CATATAN KHUSUS—Segala puji bagi Allah Yang Maha Mengatur segalanya (Al-Muhaimin), dan telah mengijinkan lebih dari dua juta umat Indonesia melantunkan puluhan juta Sholawat yang disenandungkan di depan gedung Istana Negara, pada Jumat, 4 November 2016 lalu. Siapa pun akan bergetar ketika lebih dari duta juta insan pengunjuk rasa menggemakan Sholawat kepada Nabi Muhammad SAW. Lantunan Sholawat pada hari itu terasa pedih dan menyayat. Semua umat berangkat karena sebuah ayat telah dinista atau dihujat. Semua tempat di sekitar Istana Rakyat, tampak putih pekat. 

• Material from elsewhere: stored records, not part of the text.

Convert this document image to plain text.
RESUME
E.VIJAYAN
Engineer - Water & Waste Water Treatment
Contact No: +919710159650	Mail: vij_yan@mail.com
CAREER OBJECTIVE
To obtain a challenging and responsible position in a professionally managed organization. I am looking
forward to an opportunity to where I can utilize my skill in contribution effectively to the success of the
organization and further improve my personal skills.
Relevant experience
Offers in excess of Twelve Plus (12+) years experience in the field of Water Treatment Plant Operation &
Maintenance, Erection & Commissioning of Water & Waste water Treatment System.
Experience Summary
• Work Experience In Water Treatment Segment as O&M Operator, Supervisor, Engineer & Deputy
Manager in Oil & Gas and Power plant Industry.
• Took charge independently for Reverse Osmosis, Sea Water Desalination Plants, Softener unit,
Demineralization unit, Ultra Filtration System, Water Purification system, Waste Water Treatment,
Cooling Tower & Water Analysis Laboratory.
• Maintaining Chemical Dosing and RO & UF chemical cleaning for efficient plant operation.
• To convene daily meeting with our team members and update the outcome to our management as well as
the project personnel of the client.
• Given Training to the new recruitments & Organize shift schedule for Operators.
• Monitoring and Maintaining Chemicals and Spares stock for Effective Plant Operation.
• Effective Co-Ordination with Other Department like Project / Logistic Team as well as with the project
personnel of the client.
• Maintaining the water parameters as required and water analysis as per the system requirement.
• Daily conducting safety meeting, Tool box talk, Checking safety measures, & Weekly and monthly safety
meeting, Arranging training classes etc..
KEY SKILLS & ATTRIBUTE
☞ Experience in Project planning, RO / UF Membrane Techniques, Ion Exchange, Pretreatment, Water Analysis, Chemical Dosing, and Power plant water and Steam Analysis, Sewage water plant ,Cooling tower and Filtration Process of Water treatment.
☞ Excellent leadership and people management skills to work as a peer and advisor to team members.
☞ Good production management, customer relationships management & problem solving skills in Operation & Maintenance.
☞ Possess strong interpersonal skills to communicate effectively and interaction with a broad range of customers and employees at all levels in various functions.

Tudingan Aksi Ditunggangi Teroris Telah Terkikis
Atas ijin Allah Yang Maha Lembut (Al-Lathiif), unjuk rasa bisa berjalan dengan damai. Meskipun di menit akhir, ada provokator yang sengaja membuat kerusuhan dan menyerang para aparat keamanan. Tapi, penyerangan itu hanya mengakibatkan luka dan kerugian material saja. Istana Rakyat tetap aman dan utuh, tak kurang suatu apa. Tidak ada bom yang meledak seperti Bom Bali. Tidak terjadi saling bunuh dan pecah perang seperti yang terjadi di Suriah. Jika aksi 411 kemarin ditunggangi oleh berbagai gerakan teroris, pasti ada yang melakukan bom bunuh diri atau membawa bom daya ledak tinggi seperti peristiwa bom JW Marriot dan peristiwa mengerikan lainnya. 

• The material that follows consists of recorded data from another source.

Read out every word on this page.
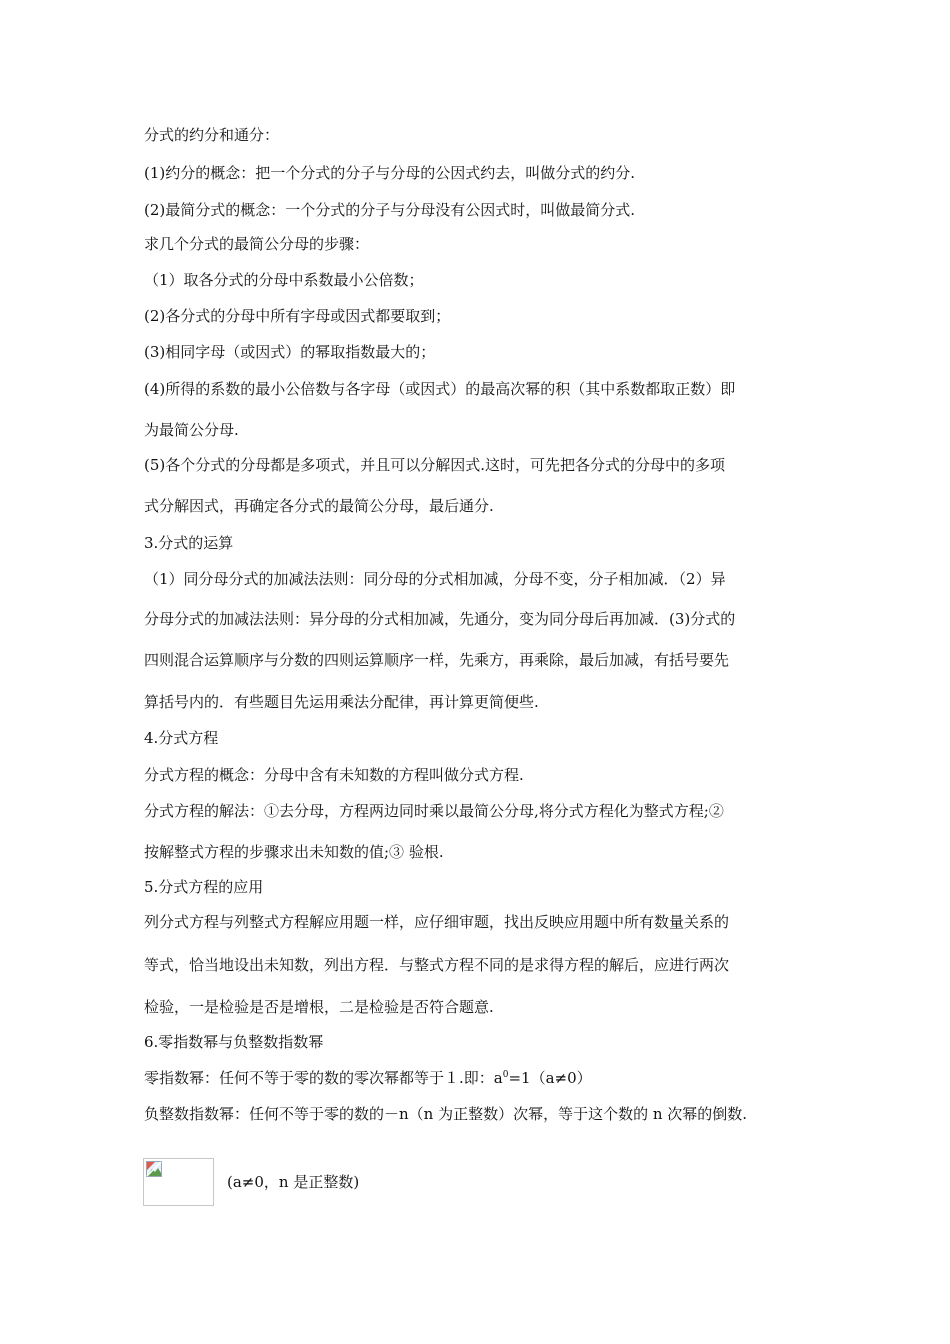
分式的约分和通分：
(1)约分的概念：把一个分式的分子与分母的公因式约去，叫做分式的约分.
(2)最简分式的概念：一个分式的分子与分母没有公因式时，叫做最简分式.
求几个分式的最简公分母的步骤：
（1）取各分式的分母中系数最小公倍数；
(2)各分式的分母中所有字母或因式都要取到；
(3)相同字母（或因式）的幂取指数最大的；
(4)所得的系数的最小公倍数与各字母（或因式）的最高次幂的积（其中系数都取正数）即
为最简公分母.
(5)各个分式的分母都是多项式，并且可以分解因式.这时，可先把各分式的分母中的多项
式分解因式，再确定各分式的最简公分母，最后通分.
3.分式的运算
（1）同分母分式的加减法法则：同分母的分式相加减，分母不变，分子相加减．（2）异
分母分式的加减法法则：异分母的分式相加减，先通分，变为同分母后再加减．(3)分式的
四则混合运算顺序与分数的四则运算顺序一样，先乘方，再乘除，最后加减，有括号要先
算括号内的．有些题目先运用乘法分配律，再计算更简便些.
4.分式方程
分式方程的概念：分母中含有未知数的方程叫做分式方程.
分式方程的解法：①去分母，方程两边同时乘以最简公分母,将分式方程化为整式方程;②
按解整式方程的步骤求出未知数的值;③ 验根.
5.分式方程的应用
列分式方程与列整式方程解应用题一样，应仔细审题，找出反映应用题中所有数量关系的
等式，恰当地设出未知数，列出方程．与整式方程不同的是求得方程的解后，应进行两次
检验，一是检验是否是增根，二是检验是否符合题意.
6.零指数幂与负整数指数幂
零指数幂：任何不等于零的数的零次幂都等于１.即：$a^0=1(a\ne 0)$
负整数指数幂：任何不等于零的数的－n（n 为正整数）次幂，等于这个数的 n 次幂的倒数.
(a≠0，n 是正整数)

Maka, Atas ijin Allah Yang Maha Menjaga dan Memelihara (Al-Haafidz), seluruh prasangka buruk sekaligus drama kekhawatiran yang mengatakan, Aksi 411 akan menjadi pemicu Mega Terorisme dan hancurnya Indonesia, telah tidak terbukti. Tudingan bahwa Islam itu teroris biang kekerasan perang, telah kandas dan menjadi isapan jempol belaka. Mata dunia Internasional terbelalak, ternyata Islam dalam 411 merupakan agama yang damai sentosa. Tudingan pengamat terorisme Sidney Jones bahwa Aksi 411 diprediksi akan ditunggangi ISIS, tidak terjadi. Kekhawatiran Ketua PBNU Said Aqil Siradj dan Yenny Wahid, Indonesia bisa menjadi seperti Suriah, telah jauh panggang dari api.    

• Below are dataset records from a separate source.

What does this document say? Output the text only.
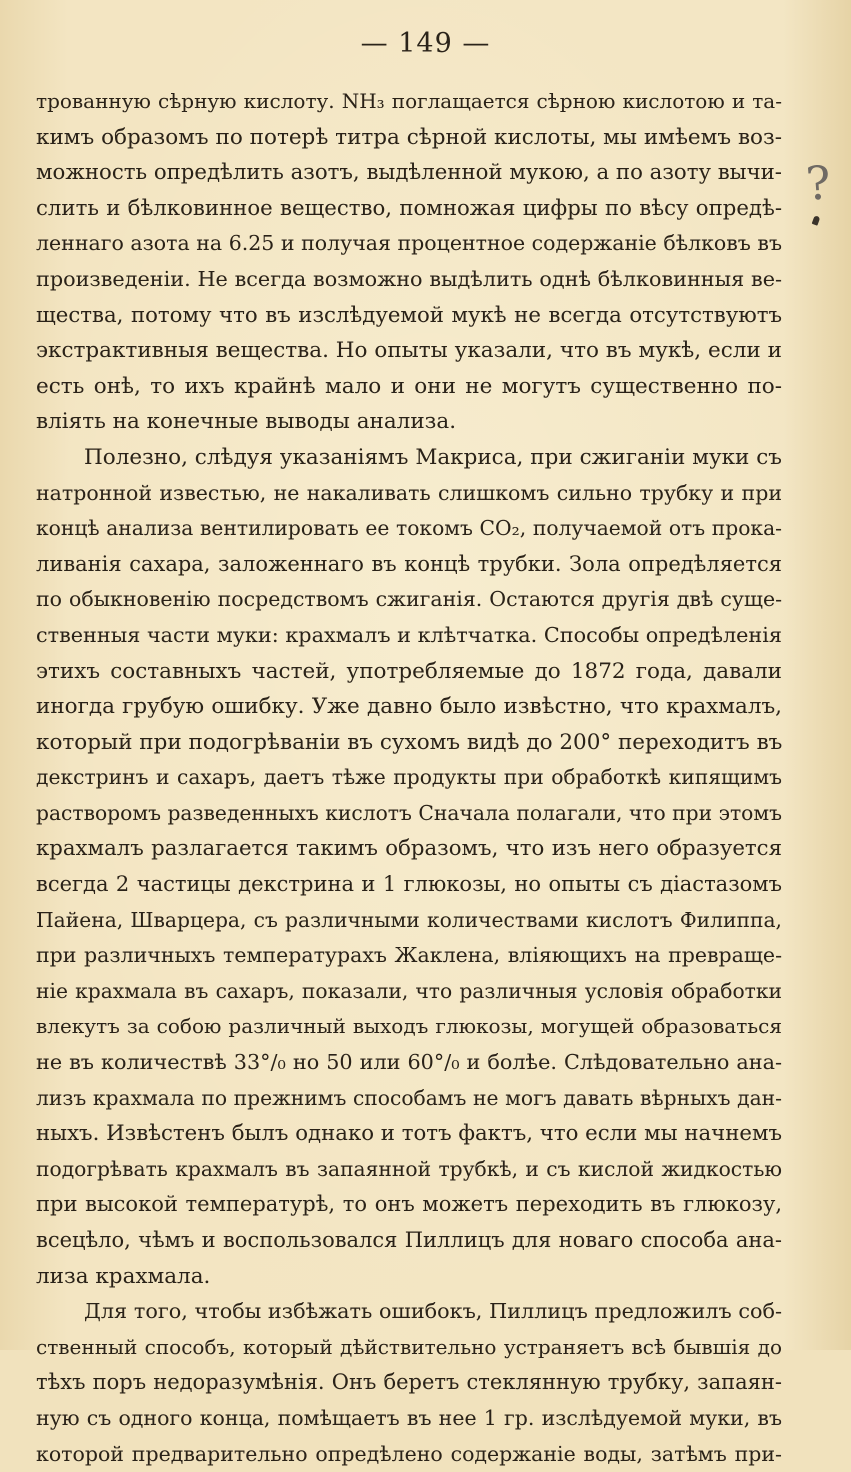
— 149 —
трованную сѣрную кислоту. NH₃ поглащается сѣрною кислотою и та-
кимъ образомъ по потерѣ титра сѣрной кислоты, мы имѣемъ воз-
можность опредѣлить азотъ, выдѣленной мукою, а по азоту вычи-
слить и бѣлковинное вещество, помножая цифры по вѣсу опредѣ-
леннаго азота на 6.25 и получая процентное содержанiе бѣлковъ въ
произведенiи. Не всегда возможно выдѣлить однѣ бѣлковинныя ве-
щества, потому что въ изслѣдуемой мукѣ не всегда отсутствуютъ
экстрактивныя вещества. Но опыты указали, что въ мукѣ, если и
есть онѣ, то ихъ крайнѣ мало и они не могутъ существенно по-
влiять на конечные выводы анализа.
Полезно, слѣдуя указанiямъ Макриса, при сжиганiи муки съ
натронной известью, не накаливать слишкомъ сильно трубку и при
концѣ анализа вентилировать ее токомъ CO₂, получаемой отъ прока-
ливанiя сахара, заложеннаго въ концѣ трубки. Зола опредѣляется
по обыкновенiю посредствомъ сжиганiя. Остаются другiя двѣ суще-
ственныя части муки: крахмалъ и клѣтчатка. Способы опредѣленiя
этихъ составныхъ частей, употребляемые до 1872 года, давали
иногда грубую ошибку. Уже давно было извѣстно, что крахмалъ,
который при подогрѣванiи въ сухомъ видѣ до 200° переходитъ въ
декстринъ и сахаръ, даетъ тѣже продукты при обработкѣ кипящимъ
растворомъ разведенныхъ кислотъ Сначала полагали, что при этомъ
крахмалъ разлагается такимъ образомъ, что изъ него образуется
всегда 2 частицы декстрина и 1 глюкозы, но опыты съ дiастазомъ
Пайена, Шварцера, съ различными количествами кислотъ Филиппа,
при различныхъ температурахъ Жаклена, влiяющихъ на превраще-
нiе крахмала въ сахаръ, показали, что различныя условiя обработки
влекутъ за собою различный выходъ глюкозы, могущей образоваться
не въ количествѣ 33°/₀ но 50 или 60°/₀ и болѣе. Слѣдовательно ана-
лизъ крахмала по прежнимъ способамъ не могъ давать вѣрныхъ дан-
ныхъ. Извѣстенъ былъ однако и тотъ фактъ, что если мы начнемъ
подогрѣвать крахмалъ въ запаянной трубкѣ, и съ кислой жидкостью
при высокой температурѣ, то онъ можетъ переходить въ глюкозу,
всецѣло, чѣмъ и воспользовался Пиллицъ для новаго способа ана-
лиза крахмала.
Для того, чтобы избѣжать ошибокъ, Пиллицъ предложилъ соб-
ственный способъ, который дѣйствительно устраняетъ всѣ бывшiя до
тѣхъ поръ недоразумѣнiя. Онъ беретъ стеклянную трубку, запаян-
ную съ одного конца, помѣщаетъ въ нее 1 гр. изслѣдуемой муки, въ
которой предварительно опредѣлено содержанiе воды, затѣмъ при-
?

Lantunan Sholawat Pengunjuk Rasa Bertabur Syafa’at Nabi Muhammad 
Sebaliknya, pada Aksi 411, lantunan sholawat yang merindukan Syafaat Nabi Muhammad, justru membahana ke seluruh angkasa. Segala puji bagi Allah, Tuhan semesta alam dengan 99 asma-Nya yang indah. Sebagai Dzat Yang Maha Pengasih (Al-Rohman) dan Penyayang (Al-Rohim), Allah telah mengutus Rasul terakhir Muhammad, pada satu setengah millennia lalu. Tapi, ternyata, jarak waktu panjang itu, tak menghalangi gelombang kekuatan spiritual Muhammad hadir bersama para pengunjuk rasa, melalui lantunan Sholawat. 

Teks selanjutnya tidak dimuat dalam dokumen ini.